Corriere del Mezzogiorno (Campania)
Machiavelli «liberato» dal machiavellismo
Niccolò Machiavelli. Ragione e pazzia (Laterza) di Michele Ciliberto è un gran libro: per dottrina, acume e desiderio di lasciar dialogare i testi del Segretario Fiorentino con i coevi e con i posteri.
Emerito di Storia della Filosofia alla Normale, Accademico dei Lincei, l’autore è un ottimo legno napoletano trapiantato nel terreno fiorentino: alla scuola di Eugenio Garin, che ne ha irrobustito il tronco storicistico con salutari iniezioni di filologia, di rispetto vale a dire per le minime sfumature dei testi, indispensabili architravi per la costruzione di ipotesi storiografiche e teoriche non peregrine.
Ne segnalo alcune: con l’imperizia del dilettante e la passione di chi, per quasi trecento pagine, ha partecipato al dialogo di Niccolò con sé stesso, con la tradizione umanistica, con noi uomini del XXI secolo; dopotutto, un classico non rimane il contemporaneo del futuro? Lo sganciamento di Machiavelli dal machiavellismo che, pur restando un notevole e plurisecolare momento della storia culturale europea, impedisce spesso di cogliere la possente carica visionaria del realismo machiavelliano, quasi un anticipo della chiusa della Politica come professione di Max Weber a proposito del possibile realizzato solo a partire dall’impossibile che ci si prefigge, o si viene costretti, di realizzare. La feconda dialettica tra vita ed opera, nella cornice di una concezione che fa della politica l’arte umana per eccellenza e dello studio vivo, non antiquario, l’unico modo di cui dispone un politico accanitamente impegnato nelle cose pubbliche, quale fu Machiavelli, per chiarire cause e prospettive di vittorie, poche, e sconfitte, parecchie.
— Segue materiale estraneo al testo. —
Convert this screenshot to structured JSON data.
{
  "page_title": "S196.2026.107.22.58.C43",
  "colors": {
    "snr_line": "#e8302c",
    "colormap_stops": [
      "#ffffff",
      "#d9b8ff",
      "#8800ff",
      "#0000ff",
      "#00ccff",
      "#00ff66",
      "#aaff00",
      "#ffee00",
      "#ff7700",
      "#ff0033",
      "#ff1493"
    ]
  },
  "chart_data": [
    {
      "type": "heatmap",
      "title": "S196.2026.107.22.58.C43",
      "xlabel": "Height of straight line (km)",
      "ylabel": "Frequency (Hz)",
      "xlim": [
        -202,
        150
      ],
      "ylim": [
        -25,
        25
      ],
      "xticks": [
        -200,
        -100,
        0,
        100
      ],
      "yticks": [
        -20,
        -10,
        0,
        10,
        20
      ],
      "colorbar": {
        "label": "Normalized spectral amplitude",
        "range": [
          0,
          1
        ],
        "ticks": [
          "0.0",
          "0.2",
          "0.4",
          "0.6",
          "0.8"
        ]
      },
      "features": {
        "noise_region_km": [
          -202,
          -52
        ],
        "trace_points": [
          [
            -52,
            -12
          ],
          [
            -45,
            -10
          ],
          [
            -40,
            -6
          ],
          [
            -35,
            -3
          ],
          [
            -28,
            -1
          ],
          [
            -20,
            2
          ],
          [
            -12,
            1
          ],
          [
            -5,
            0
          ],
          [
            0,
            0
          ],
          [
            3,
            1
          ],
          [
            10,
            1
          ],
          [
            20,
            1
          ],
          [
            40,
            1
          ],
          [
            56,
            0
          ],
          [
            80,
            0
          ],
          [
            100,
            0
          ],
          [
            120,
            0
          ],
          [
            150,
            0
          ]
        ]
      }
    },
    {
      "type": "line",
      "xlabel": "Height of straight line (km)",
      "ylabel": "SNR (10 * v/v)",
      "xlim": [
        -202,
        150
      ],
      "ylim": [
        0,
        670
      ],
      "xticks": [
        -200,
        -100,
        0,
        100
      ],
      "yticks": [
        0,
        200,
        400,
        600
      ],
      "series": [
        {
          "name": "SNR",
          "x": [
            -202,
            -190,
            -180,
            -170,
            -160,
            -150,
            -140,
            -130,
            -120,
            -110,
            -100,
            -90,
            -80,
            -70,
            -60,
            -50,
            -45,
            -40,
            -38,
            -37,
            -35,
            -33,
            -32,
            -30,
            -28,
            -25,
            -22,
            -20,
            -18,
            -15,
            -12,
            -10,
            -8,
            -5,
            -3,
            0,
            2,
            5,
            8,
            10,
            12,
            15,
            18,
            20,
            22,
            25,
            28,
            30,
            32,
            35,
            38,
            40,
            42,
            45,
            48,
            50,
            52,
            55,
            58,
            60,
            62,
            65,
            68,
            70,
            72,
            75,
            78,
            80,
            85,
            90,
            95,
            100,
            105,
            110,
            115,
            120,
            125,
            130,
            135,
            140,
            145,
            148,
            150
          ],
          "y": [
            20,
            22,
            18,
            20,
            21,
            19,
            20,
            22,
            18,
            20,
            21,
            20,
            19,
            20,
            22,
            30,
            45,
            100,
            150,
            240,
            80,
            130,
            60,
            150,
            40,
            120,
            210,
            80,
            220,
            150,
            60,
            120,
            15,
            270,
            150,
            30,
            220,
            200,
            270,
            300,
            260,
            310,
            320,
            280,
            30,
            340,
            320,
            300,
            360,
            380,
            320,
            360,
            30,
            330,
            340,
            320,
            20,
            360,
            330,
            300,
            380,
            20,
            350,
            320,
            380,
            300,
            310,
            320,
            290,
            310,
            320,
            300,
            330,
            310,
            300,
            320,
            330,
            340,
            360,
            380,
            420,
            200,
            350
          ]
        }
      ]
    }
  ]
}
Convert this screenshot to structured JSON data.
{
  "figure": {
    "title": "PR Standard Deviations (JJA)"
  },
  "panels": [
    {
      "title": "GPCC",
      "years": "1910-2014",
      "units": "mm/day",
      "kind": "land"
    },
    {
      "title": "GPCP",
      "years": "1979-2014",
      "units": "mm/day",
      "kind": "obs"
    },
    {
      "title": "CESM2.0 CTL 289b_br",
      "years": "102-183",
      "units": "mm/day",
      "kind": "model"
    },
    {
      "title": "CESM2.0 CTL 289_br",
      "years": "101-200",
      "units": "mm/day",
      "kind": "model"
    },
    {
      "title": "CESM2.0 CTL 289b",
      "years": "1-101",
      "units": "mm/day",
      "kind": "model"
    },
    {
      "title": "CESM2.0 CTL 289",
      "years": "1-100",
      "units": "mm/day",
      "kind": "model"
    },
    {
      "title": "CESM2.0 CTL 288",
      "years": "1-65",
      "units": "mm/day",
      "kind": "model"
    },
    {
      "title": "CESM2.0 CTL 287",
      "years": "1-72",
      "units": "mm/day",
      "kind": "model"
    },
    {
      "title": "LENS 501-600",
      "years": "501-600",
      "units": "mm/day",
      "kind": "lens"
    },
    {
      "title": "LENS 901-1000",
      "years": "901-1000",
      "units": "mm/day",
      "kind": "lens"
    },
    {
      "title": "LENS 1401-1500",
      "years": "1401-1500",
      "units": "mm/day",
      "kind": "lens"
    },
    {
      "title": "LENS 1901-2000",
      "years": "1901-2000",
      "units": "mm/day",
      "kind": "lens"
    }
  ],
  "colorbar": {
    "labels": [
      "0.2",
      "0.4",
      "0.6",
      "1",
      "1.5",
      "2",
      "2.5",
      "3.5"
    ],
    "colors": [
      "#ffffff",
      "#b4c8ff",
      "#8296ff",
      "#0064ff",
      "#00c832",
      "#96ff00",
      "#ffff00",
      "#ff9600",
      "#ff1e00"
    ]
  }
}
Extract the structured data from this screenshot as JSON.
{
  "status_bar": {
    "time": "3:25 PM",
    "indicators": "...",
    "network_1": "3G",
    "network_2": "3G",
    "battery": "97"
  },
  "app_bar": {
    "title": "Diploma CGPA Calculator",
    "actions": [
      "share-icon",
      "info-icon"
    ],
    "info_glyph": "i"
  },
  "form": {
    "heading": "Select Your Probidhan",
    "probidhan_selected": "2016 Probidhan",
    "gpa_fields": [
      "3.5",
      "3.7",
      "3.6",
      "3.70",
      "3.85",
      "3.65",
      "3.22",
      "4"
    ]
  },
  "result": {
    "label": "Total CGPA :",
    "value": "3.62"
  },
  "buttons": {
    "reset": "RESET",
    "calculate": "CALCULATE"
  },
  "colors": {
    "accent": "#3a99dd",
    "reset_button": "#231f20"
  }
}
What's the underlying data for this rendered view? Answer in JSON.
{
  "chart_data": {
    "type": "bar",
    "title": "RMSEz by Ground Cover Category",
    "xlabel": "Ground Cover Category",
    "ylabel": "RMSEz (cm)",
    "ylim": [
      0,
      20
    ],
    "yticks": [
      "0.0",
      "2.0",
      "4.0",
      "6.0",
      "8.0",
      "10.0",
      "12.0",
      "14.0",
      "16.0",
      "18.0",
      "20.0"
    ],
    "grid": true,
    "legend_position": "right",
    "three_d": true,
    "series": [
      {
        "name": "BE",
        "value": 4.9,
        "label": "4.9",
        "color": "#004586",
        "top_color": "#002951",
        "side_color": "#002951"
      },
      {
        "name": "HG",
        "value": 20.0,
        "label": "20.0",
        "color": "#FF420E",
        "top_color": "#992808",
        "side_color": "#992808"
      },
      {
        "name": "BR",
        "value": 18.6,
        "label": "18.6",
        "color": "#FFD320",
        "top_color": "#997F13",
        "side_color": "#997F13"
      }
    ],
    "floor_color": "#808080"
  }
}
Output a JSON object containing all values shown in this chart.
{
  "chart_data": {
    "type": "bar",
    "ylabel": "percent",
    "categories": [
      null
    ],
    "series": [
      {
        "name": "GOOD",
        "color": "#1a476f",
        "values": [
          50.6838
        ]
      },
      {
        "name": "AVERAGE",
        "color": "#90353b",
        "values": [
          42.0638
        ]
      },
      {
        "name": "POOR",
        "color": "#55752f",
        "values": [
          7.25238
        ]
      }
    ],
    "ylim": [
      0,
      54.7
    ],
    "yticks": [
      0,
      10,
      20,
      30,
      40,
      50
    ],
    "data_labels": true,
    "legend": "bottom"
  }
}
E poi la teatralità di Machiavelli, tanto cara a Gramsci, che non significa solo apprezzamento per quel capolavoro intitolato La Mandragola ma sta per dimensione agita e rappresentata della parola, contrassegno etico e stilistico altissimo del talento pedagogico di Niccolò. Finendo
con una complessiva fisionomia di Machiavelli morfologo della crisi, saturo di metafore biologiche tipiche di tale attitudine dello sguardo: della crisi di Firenze, dell’Italia, dell’ Occidente.
Moderno, però moderno in modo meno lineare di come certi esegeti modernizzanti lascino intendere. Moderno come Bruno: l’altro autore di Ciliberto, il cui mai rassicurante storicismo è napoletano in una maniera che mi piace assai.